Le Productivisme et Comptabilisme d’Ernest Solvay (1838-1922). Utopie ou vision ?

Ernest Solvay, le grand industriel de la chimie et philanthrope est non seulement un inventeur, mais aussi un génie en sciences de gestion, brevetant ses inventions, utilisant ses réseaux, faisant appel à des consultants et étendant ses entreprises dans le monde entier. En trente ans, il a conquis le monde devenant le roi de la soude.
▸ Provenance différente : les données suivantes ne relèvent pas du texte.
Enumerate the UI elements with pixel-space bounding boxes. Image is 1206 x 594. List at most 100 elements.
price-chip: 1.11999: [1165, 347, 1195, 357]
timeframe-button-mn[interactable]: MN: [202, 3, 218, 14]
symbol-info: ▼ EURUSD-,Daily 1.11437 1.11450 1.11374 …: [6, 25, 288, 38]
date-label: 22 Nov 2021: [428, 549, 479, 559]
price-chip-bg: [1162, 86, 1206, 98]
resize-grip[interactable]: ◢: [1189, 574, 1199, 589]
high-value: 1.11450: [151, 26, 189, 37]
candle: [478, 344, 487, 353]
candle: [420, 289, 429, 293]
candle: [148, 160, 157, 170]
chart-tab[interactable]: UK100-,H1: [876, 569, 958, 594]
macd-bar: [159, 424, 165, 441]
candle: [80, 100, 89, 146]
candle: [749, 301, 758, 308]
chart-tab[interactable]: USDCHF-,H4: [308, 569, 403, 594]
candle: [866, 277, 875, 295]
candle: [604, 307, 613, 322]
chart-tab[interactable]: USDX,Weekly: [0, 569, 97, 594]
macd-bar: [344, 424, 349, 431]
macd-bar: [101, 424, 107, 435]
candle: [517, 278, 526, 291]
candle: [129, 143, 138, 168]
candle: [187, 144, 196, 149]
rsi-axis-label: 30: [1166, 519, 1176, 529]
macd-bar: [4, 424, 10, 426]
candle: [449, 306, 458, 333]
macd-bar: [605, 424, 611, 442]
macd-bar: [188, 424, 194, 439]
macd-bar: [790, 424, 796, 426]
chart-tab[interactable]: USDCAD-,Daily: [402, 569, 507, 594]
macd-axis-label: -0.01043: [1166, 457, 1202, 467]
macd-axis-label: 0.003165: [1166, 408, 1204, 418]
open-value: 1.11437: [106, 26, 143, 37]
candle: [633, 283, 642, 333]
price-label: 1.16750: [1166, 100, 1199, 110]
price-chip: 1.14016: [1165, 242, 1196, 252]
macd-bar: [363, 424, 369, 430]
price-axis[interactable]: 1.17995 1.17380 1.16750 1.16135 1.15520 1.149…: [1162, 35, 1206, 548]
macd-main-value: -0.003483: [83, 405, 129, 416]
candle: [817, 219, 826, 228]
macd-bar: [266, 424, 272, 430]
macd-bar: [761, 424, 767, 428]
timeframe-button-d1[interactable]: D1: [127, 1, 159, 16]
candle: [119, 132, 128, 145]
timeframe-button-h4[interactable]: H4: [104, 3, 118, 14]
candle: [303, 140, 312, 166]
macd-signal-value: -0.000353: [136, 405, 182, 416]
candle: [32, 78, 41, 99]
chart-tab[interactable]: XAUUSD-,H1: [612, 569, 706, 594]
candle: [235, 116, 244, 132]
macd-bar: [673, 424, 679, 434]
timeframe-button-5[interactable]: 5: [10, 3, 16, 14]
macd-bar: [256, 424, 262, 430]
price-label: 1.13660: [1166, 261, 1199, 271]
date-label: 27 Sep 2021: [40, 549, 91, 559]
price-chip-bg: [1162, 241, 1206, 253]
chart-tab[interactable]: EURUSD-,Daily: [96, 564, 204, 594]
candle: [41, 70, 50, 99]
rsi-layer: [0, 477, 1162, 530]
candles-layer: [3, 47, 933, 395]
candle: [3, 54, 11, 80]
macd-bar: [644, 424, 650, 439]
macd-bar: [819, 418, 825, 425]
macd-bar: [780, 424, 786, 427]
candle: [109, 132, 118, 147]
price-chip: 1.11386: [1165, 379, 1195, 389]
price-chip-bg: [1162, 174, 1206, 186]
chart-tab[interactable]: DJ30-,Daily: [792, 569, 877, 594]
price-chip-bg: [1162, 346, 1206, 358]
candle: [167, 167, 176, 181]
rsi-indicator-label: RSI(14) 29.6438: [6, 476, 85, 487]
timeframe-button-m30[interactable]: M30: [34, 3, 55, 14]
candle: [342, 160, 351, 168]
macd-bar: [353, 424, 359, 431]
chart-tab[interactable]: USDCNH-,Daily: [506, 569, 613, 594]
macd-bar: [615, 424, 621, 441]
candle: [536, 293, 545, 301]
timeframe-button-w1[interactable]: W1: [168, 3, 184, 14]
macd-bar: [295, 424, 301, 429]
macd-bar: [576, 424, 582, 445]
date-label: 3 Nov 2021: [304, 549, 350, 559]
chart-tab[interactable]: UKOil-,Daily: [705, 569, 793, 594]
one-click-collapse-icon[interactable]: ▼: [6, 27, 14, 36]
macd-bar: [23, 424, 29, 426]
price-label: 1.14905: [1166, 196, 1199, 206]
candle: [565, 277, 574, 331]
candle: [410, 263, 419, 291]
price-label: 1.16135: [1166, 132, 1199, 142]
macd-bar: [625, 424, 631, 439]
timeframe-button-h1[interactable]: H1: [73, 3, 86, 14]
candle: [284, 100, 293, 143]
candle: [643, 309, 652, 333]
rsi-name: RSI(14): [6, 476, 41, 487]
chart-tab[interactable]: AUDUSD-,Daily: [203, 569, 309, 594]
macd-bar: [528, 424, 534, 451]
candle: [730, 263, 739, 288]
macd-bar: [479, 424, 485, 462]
Solvay est donc un réaliste qui parait éloigné de toute idée utopiste et pourtant il imagine le « comptabilisme » un système de comptabilité qui remplacerait la monnaie métallique et fiduciaire en circulation et serait le moyen pour l’Etat de suivre et d’évaluer la fortune acquise de chaque individu tandis que « Le productivisme » bannirait l’hérédité capitaliste.


Pour valider ses idées sur un plan scientifique, Ernest Solvay fait appel aux universitaires Guillaume Degreef (1842-1924) et Hector Denis (1842-1913), précurseurs de la sociologie en Belgique ainsi que du futur homme d’état socialiste Emile Vandervelde (1866-1938). Un Institut des Sciences Sociales (ISS) est créé en 1894. Dans la pensée d’Ernest Solvay, l’ISS doit poursuivre la vérification d’une hypothèse spéciale définie par lui, et réaliser des études d’une portée plus générale et plus lointaine. Une rencontre avec l’ingénieur et sociologue Emile Waxweiller (1867-1916) persuade Ernest Solvay d’implanter un Institut de Sociologie dans le voisinage de l’Institut de Physiologie au Parc Léopold, avec comme but commun le « productivisme humain, la mise en valeur de la vie de l’homme et de son rendement énergétique ».


Les préoccupations d’Ernest Solvay dans le domaine économique restent étroitement liées à ses préoccupations sociales, et ceci l’amène à envisager le développement des sciences commerciales afin d’en assurer le développement scientifique.

En 1903, Ernest Solvay offre à l’Université de Bruxelles de créer une école ce commerce formant des ingénieurs commerciaux, de manière à élever au rang des sciences des activités perçues jusque-là comme empiriques.


Emile Waxweiler se voit à nouveau confier la conception puis la direction de la nouvelle école de commerce qu’il dirigera jusqu’à sa mort accidentelle pendant la première guerre mondiale à Londres en 1916.

Ces institutions ont-elles évolué selon les vœux de leur fondateur ? N’ont-elles pas été submergées par les idées socio-économiques dominantes ?


Si on observe le système monétaire et ses évolutions successives depuis la fin de la Première Guerre Mondiale et l’abandon de la convertibilité du dollar américain en or en 1971, et si de plus on est simplement conscient de ce qui se vit avec les moyens technologiques de l’information et de la communication, de paiements, d’échanges de données comptables, on peut se demander si on n’est pas entré dans l’ère du comptabilisme d’Ernest Solvay.


De même, si l’économie libérale et naturelle s’est toujours développée par des déséquilibres et des crises, on doit bien constater que la situation économique et financière mondiale actuelle stagne, et que les idées nouvelles d’économie circulaire et de partage citoyen, ainsi que les projets de création de nouvelles zones de libre-échange, ne sont pas porteurs de grand espoirs. Toutefois les idées de libre socialisation de Solvay ne sont-elles pas celles développées par les incubateurs d’entreprises (crowdfounding), et celles de capacitariat ne sont-elles pas celles de la mobilité professionnelle des jeunes travailleurs ?


Ne peut-on pas aller plus loin ? Si Ernest Solvay était un libéral progressiste il ne serait certainement pas devenu un néo-libéral actuel qui prône l’affaiblissement de l’Etat au profit de l’entreprise privée.


De la même façon qu’au début du XXe siècle on a dû admettre que le laisser-faire en matière sociale n’était plus tolérable ni admissible dans l’intérêt même de la société, la visite de certaines pensées oubliées peut présenter un certain intérêt qui ne se limite pas à la curiosité.


C’est ce qu’observe l’anthropologue et économiste Paul Jorion sur son blog et dans un article publié dans le Trends-tendances du 27 juin 2019 après avoir pris connaissance du texte d’une conférence donnée en 2016 à l’Université technologique de Belfort-Montbéliard.